Das Klingeln meines Handys weckte mich. Es war bereits 10 Uhr und Wincent hatte mir eine Nachricht geschickt.
„Guten Morgen. Ich hoffe, du hast besser geschlafen, als ich. Irgendwie bin ich wohl auf dem Sofa eingeschlafen und das ist nicht so super bequem." Er lachte kurz. „Aber egal. Ich wünsche dir auf jeden Fall ein schönes Wochenende. Knuddel Fritz von mir und fühl dich ganz doll gedrückt. Ich liebe dich."
„Guten Morgen. Ich hab ganz okay geschlafen. Allerdings fehlte mein Teddy. Ich bin gestern auch eingeschlafen, aber im Gegensatz zu dir, war ich schon im Bett. Ich wünsche dir auch ein schönes Wochenende. Lass bitte deine Küche ganz, okay? Ich würde dich gerade so gerne in den Arm nehmen und nie wieder loslassen. Ich liebe dich. Kuss."
Fritz stupste mich in die Seite und ich verstand die Aufforderung direkt. Ich stand auf und machte mich für den Tag fertig. Mein Hund folgte mir wieder, als wäre er mein Schatten. Also wenn Wincent nicht da war, klappte das. Der hatte Fritz also doch verhext.
Fertig angezogen, schlüpfte ich in Schuhe und Jacke, was mein Hund mit einem fröhlichen Bellen kommentierte. Mit Handy und Schlüssel in der Tasche, verließ ich mit Fritz die Wohnung. Wir liefen die Strecke, die Wincent uns gezeigt hatte. Und wieder dachte ich an ihn. Wie schaffte er das nur?
Wieder zurück in meiner Wohnung, gab ich Fritz sein lang ersehntes Frühstück. Obwohl wir sommerlich warme Temperaturen hatten, begann ich ein wenig zu frieren. Daher kramte ich meine Kuscheldecke heraus, hüllte mich hinein und machte es mir auf der Couch bequem. Fritz legte sich auf meine Füße und wärmte sie dadurch noch ein wenig.
„Wollen wir uns ein Hörspiel anmachen?", fragte ich ihn, obwohl er eh nicht antwortete.

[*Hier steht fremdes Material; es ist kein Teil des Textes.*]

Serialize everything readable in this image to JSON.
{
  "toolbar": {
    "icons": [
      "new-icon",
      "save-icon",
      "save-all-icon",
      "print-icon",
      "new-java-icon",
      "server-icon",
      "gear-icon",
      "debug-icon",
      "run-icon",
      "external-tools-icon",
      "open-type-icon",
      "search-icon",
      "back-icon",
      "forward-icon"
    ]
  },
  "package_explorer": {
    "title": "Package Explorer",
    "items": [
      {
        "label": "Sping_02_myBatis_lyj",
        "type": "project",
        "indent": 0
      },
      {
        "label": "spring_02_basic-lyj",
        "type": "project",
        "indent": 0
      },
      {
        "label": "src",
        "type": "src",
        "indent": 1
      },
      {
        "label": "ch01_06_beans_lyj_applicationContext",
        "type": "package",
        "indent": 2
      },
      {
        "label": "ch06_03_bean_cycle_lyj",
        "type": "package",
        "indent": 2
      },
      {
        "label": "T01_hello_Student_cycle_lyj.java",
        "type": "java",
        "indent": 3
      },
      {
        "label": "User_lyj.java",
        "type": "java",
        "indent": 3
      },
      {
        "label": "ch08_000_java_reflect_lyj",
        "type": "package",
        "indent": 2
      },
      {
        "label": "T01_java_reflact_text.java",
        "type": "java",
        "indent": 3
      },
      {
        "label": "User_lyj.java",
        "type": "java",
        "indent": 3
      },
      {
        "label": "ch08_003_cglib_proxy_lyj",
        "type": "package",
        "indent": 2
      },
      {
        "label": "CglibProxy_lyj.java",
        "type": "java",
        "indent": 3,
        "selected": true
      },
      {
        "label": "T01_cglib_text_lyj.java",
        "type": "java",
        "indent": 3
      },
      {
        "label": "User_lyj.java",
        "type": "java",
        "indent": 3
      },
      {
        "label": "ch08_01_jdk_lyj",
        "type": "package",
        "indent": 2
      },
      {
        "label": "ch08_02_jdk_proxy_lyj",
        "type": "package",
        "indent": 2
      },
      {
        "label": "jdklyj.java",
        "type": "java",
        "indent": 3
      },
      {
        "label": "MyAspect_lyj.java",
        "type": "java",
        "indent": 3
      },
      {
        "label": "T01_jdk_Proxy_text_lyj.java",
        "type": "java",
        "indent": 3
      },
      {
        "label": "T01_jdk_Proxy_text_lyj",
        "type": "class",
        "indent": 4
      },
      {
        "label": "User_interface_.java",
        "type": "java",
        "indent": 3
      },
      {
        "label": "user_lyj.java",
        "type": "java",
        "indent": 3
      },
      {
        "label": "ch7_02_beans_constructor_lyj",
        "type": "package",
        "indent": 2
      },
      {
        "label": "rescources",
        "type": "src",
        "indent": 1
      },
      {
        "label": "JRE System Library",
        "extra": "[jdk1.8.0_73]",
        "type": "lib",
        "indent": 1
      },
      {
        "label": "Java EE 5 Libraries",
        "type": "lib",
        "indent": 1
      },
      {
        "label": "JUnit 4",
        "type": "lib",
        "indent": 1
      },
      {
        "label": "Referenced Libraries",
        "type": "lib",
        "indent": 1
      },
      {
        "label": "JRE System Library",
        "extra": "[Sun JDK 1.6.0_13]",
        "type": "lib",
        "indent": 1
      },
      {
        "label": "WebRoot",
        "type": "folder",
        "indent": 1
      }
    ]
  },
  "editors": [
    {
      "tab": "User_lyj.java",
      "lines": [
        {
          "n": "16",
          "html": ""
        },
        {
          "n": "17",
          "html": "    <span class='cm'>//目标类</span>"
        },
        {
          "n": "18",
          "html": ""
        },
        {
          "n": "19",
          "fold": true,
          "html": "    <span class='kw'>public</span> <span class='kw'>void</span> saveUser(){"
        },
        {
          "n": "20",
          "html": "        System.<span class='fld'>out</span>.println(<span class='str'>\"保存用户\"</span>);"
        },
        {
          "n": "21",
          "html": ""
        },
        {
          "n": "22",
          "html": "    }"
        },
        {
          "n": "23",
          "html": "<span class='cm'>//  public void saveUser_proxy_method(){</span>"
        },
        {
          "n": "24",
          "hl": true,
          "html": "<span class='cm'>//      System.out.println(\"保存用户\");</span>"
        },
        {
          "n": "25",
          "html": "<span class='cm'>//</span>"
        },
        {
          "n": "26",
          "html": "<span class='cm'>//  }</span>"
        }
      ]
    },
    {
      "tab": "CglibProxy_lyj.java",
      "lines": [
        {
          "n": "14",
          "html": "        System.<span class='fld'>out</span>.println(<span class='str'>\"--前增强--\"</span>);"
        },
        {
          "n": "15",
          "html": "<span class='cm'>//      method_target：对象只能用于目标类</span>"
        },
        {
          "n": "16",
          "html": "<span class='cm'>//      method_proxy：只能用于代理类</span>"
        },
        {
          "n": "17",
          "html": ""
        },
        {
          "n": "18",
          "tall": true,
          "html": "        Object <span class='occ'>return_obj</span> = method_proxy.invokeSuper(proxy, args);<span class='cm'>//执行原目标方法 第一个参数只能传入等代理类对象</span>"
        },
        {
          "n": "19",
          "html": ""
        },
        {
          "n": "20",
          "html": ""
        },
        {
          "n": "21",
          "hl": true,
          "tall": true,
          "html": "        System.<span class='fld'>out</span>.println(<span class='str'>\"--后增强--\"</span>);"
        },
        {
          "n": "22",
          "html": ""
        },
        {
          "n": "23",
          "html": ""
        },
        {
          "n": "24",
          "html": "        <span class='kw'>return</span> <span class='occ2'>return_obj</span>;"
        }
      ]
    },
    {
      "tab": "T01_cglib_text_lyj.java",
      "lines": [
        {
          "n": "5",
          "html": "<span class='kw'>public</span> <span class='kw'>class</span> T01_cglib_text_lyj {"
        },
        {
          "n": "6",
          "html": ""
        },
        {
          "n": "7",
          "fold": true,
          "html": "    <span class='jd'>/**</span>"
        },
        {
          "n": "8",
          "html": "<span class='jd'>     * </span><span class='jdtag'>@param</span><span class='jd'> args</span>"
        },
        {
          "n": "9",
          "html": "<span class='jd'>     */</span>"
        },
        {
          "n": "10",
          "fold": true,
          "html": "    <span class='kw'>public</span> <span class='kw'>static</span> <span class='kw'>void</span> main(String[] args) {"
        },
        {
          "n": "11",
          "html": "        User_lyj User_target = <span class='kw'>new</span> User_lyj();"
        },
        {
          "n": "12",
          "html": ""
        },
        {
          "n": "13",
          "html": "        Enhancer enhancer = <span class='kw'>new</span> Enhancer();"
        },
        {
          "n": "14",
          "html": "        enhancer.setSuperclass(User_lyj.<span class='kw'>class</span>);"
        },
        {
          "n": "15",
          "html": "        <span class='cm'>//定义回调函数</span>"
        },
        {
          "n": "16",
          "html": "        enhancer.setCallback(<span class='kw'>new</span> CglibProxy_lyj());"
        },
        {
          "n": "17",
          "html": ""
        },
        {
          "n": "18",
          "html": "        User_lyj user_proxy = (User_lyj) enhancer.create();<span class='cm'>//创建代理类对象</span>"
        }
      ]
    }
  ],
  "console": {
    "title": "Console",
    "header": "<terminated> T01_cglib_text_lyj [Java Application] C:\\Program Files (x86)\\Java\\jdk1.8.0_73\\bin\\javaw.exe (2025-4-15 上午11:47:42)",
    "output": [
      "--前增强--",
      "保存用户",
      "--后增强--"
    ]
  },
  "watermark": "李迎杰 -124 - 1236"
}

„Okay. Worauf hast du Lust? Krimi? Lovestory? Oder warte, hier. Ich glaube, ich hab die perfekte Idee."
Keine zwei Minuten später erklang eine Stimme, die die mir bekannten Worte vorlas.
„E-Mail, abgeschickt in Dakar, Senegal, Westafrika..."
Ich hörte, wie Fritz mit dem Schwanz wedelte und wusste, dass er ebenso gerne ‚Die Schule der magischen Tiere - Voller Löcher' hörte, wie ich. Dabei kannte ich inzwischen jede Zeile in-und auswendig. Doch dieses Hörbuch hatte es mir einfach angetan, obwohl ich mit meinen 27 Jahren definitiv nicht mehr ganz Zielgruppe war.
Gerade als das letzte Kapitel begann, inzwischen war es Mittag geworden, wurde das Hörbuch unterbrochen und stattdessen schallte Wincents Stimme durch den Raum. Fritz sprang auf und lief durch das Wohnzimmer. Vermutlich dachte er, dass sein Freund hier war, aber da musste ich ihn enttäuschen.
„Fritz, leise", befahl ich ihm also und nahm den eingehenden Anruf entgegen.